A rigor di logica (politica) il sindaco di Milano Beppe Sala non dovrebbe troppo lamentarsi per non essere stato avvertito in tempo dello sgombero del Leoncavallo. Grazie a tale, apparente, mancanza di riguardo da parte degli organismi governativi non gli è forse stato evitato di farsi carico di una decisione impopolare a sinistra, dove prende ancora qualche voto, in modo da poter dire, come poi ha detto, che lui non ne sapeva niente?
Sempre sulla base delle convenienze che si mascherano di indignazione ipocrita, l’opposizione non dovrebbe invece augurarsi il perdurare del mancato sgombero di CasaPound dal palazzo demaniale occupato al centro della Capitale? Poiché, se il governo Meloni decidesse di sfrattare i fascisti del Terzo millennio, magari con una spettacolare azione di polizia, non soltanto renderebbe di botto inefficace l’accusa preferita dalla sinistra, quando non sa che pesci prendere: quella della complicità dei nipotini di Giorgio Almirante con i manipoli squadristi. Ma, soprattutto, non sarebbe una mossa politica spiazzante se la premier di destra decidesse di colpire al cuore (e nel portafoglio) i cari camerati asserragliati da oltre vent’anni al civico 8 di via Napoleone III, quartiere Esquilino? Occupazione che ha già bruciato oltre 4,5 milioni di euro all’erario, tra mancata riscossione dei canoni e impossibilità di utilizzare il bene.
Con una inattesa mossa d’imperio Meloni darebbe impulso e consistenza al progetto che molto gli sta a cuore. Quello di trasformare Fratelli d’Italia, già oggi non più rifugio dei nostalgici del tempo che fu, in un moderno partito conservatore deciso a liberarsi delle scorie (nere) del triste passato. Pensate al beneficio di immagine se a Palazzo Chigi si decidesse di applicare con assoluta equanimità la regola declamata in queste ore nel tg unificato di regime. Ovvero, che “in uno stato di diritto non possono esistere zone franche o aree sottratte alla legalità“.

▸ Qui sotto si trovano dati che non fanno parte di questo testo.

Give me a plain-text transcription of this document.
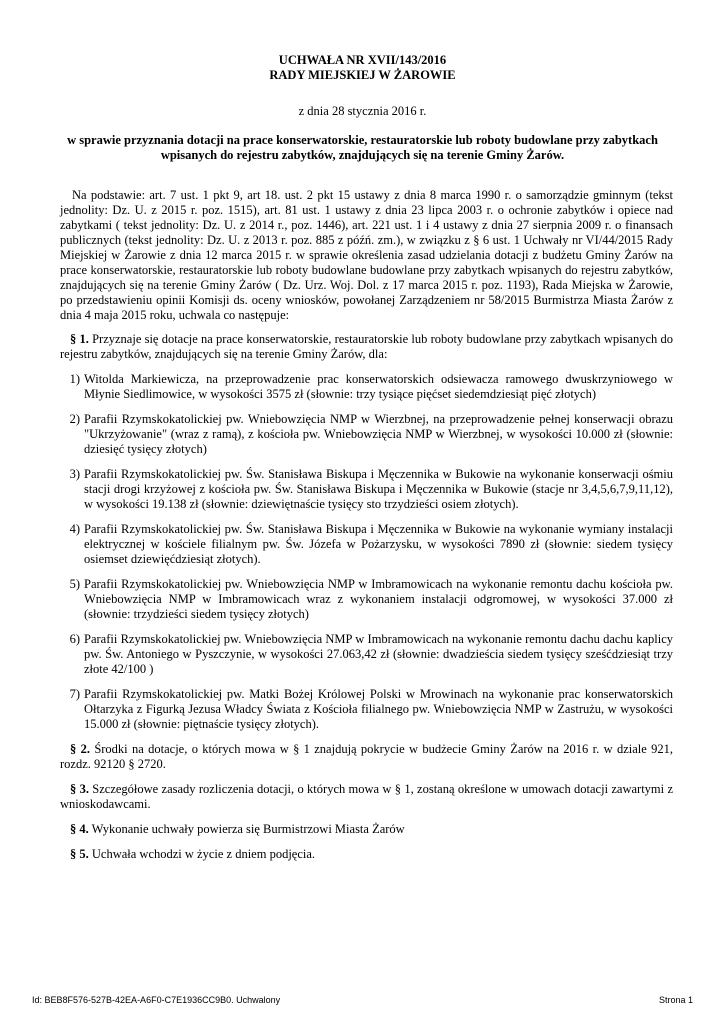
UCHWAŁA NR XVII/143/2016
RADY MIEJSKIEJ W ŻAROWIE
z dnia 28 stycznia 2016 r.
w sprawie przyznania dotacji na prace konserwatorskie, restauratorskie lub roboty budowlane przy zabytkach wpisanych do rejestru zabytków, znajdujących się na terenie Gminy Żarów.

Na podstawie: art. 7 ust. 1 pkt 9, art 18. ust. 2 pkt 15 ustawy z dnia 8 marca 1990 r. o samorządzie gminnym (tekst jednolity: Dz. U. z 2015 r. poz. 1515), art. 81 ust. 1 ustawy z dnia 23 lipca 2003 r. o ochronie zabytków i opiece nad zabytkami ( tekst jednolity: Dz. U. z 2014 r., poz. 1446), art. 221 ust. 1 i 4 ustawy z dnia 27 sierpnia 2009 r. o finansach publicznych (tekst jednolity: Dz. U. z 2013 r. poz. 885 z późń. zm.), w związku z § 6 ust. 1 Uchwały nr VI/44/2015 Rady Miejskiej w Żarowie z dnia 12 marca 2015 r. w sprawie określenia zasad udzielania dotacji z budżetu Gminy Żarów na prace konserwatorskie, restauratorskie lub roboty budowlane budowlane przy zabytkach wpisanych do rejestru zabytków, znajdujących się na terenie Gminy Żarów ( Dz. Urz. Woj. Dol. z 17 marca 2015 r. poz. 1193), Rada Miejska w Żarowie, po przedstawieniu opinii Komisji ds. oceny wniosków, powołanej Zarządzeniem nr 58/2015 Burmistrza Miasta Żarów z dnia 4 maja 2015 roku, uchwala co następuje:

§ 1. Przyznaje się dotacje na prace konserwatorskie, restauratorskie lub roboty budowlane przy zabytkach wpisanych do rejestru zabytków, znajdujących się na terenie Gminy Żarów, dla:

1) Witolda Markiewicza, na przeprowadzenie prac konserwatorskich odsiewacza ramowego dwuskrzyniowego w Młynie Siedlimowice, w wysokości 3575 zł (słownie: trzy tysiące pięćset siedemdziesiąt pięć złotych)
2) Parafii Rzymskokatolickiej pw. Wniebowzięcia NMP w Wierzbnej, na przeprowadzenie pełnej konserwacji obrazu "Ukrzyżowanie" (wraz z ramą), z kościoła pw. Wniebowzięcia NMP w Wierzbnej, w wysokości 10.000 zł (słownie: dziesięć tysięcy złotych)
3) Parafii Rzymskokatolickiej pw. Św. Stanisława Biskupa i Męczennika w Bukowie na wykonanie konserwacji ośmiu stacji drogi krzyżowej z kościoła pw. Św. Stanisława Biskupa i Męczennika w Bukowie (stacje nr 3,4,5,6,7,9,11,12), w wysokości 19.138 zł (słownie: dziewiętnaście tysięcy sto trzydzieści osiem złotych).
4) Parafii Rzymskokatolickiej pw. Św. Stanisława Biskupa i Męczennika w Bukowie na wykonanie wymiany instalacji elektrycznej w kościele filialnym pw. Św. Józefa w Pożarzysku, w wysokości 7890 zł (słownie: siedem tysięcy osiemset dziewięćdziesiąt złotych).
5) Parafii Rzymskokatolickiej pw. Wniebowzięcia NMP w Imbramowicach na wykonanie remontu dachu kościoła pw. Wniebowzięcia NMP w Imbramowicach wraz z wykonaniem instalacji odgromowej, w wysokości 37.000 zł (słownie: trzydzieści siedem tysięcy złotych)
6) Parafii Rzymskokatolickiej pw. Wniebowzięcia NMP w Imbramowicach na wykonanie remontu dachu dachu kaplicy pw. Św. Antoniego w Pyszczynie, w wysokości 27.063,42 zł (słownie: dwadzieścia siedem tysięcy sześćdziesiąt trzy złote 42/100 )
7) Parafii Rzymskokatolickiej pw. Matki Bożej Królowej Polski w Mrowinach na wykonanie prac konserwatorskich Ołtarzyka z Figurką Jezusa Władcy Świata z Kościoła filialnego pw. Wniebowzięcia NMP w Zastrużu, w wysokości 15.000 zł (słownie: piętnaście tysięcy złotych).

§ 2. Środki na dotacje, o których mowa w § 1 znajdują pokrycie w budżecie Gminy Żarów na 2016 r. w dziale 921, rozdz. 92120 § 2720.

§ 3. Szczegółowe zasady rozliczenia dotacji, o których mowa w § 1, zostaną określone w umowach dotacji zawartymi z wnioskodawcami.

§ 4. Wykonanie uchwały powierza się Burmistrzowi Miasta Żarów

§ 5. Uchwała wchodzi w życie z dniem podjęcia.

Id: BEB8F576-527B-42EA-A6F0-C7E1936CC9B0. Uchwalony	Strona 1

A rigor di logica (politica) l’opposizione dura e pura dovrebbe sperare che la lunga lista degli sgomberi annunciati e mai eseguiti degli scrocconi col braccio teso (vedi l’esauriente pezzo di Thomas Mackinson sul “Fatto” di venerdì) non venga interrotta onde utilizzare ancora la consueta figura retorica che strilla: “E allora CasaPound?”. Ipotesi abbastanza probabile quella del “nessuno tocchi CP” considerati i problemi di ordine pubblico che lo sgombero dei neofascisti comporterebbe. Una cosa è mandare a casa, come avvenuto a Milano, un pugno di compagni attempati e debilitati dalle lotte che furono. Altro paio di maniche è convincere con le cattive (vista l’inefficacia delle buone) un’organizzazione strutturata quasi militarmente che difficilmente, all’appropinquarsi degli uomini in divisa, reagirebbe con un garbato: prego, accomodatevi (“Pronti a difenderci”, già minacciano sulla “Stampa”). Possiamo ritenere che il Viminale preferirebbe non cacciarsi in un simile pasticcio? Paura? Prudenza? Quieto vivere? Le tre cose insieme? Pronti, se smentiti, a rimangiarci volentieri quanto scritto. Non sarà necessario, almeno a sentire il ministro della Cultura Alessandro Giuli che alla domanda sullo sgombero di CasaPound ha virilmente risposto: “No”. Credere. Obbedire. Sbafare.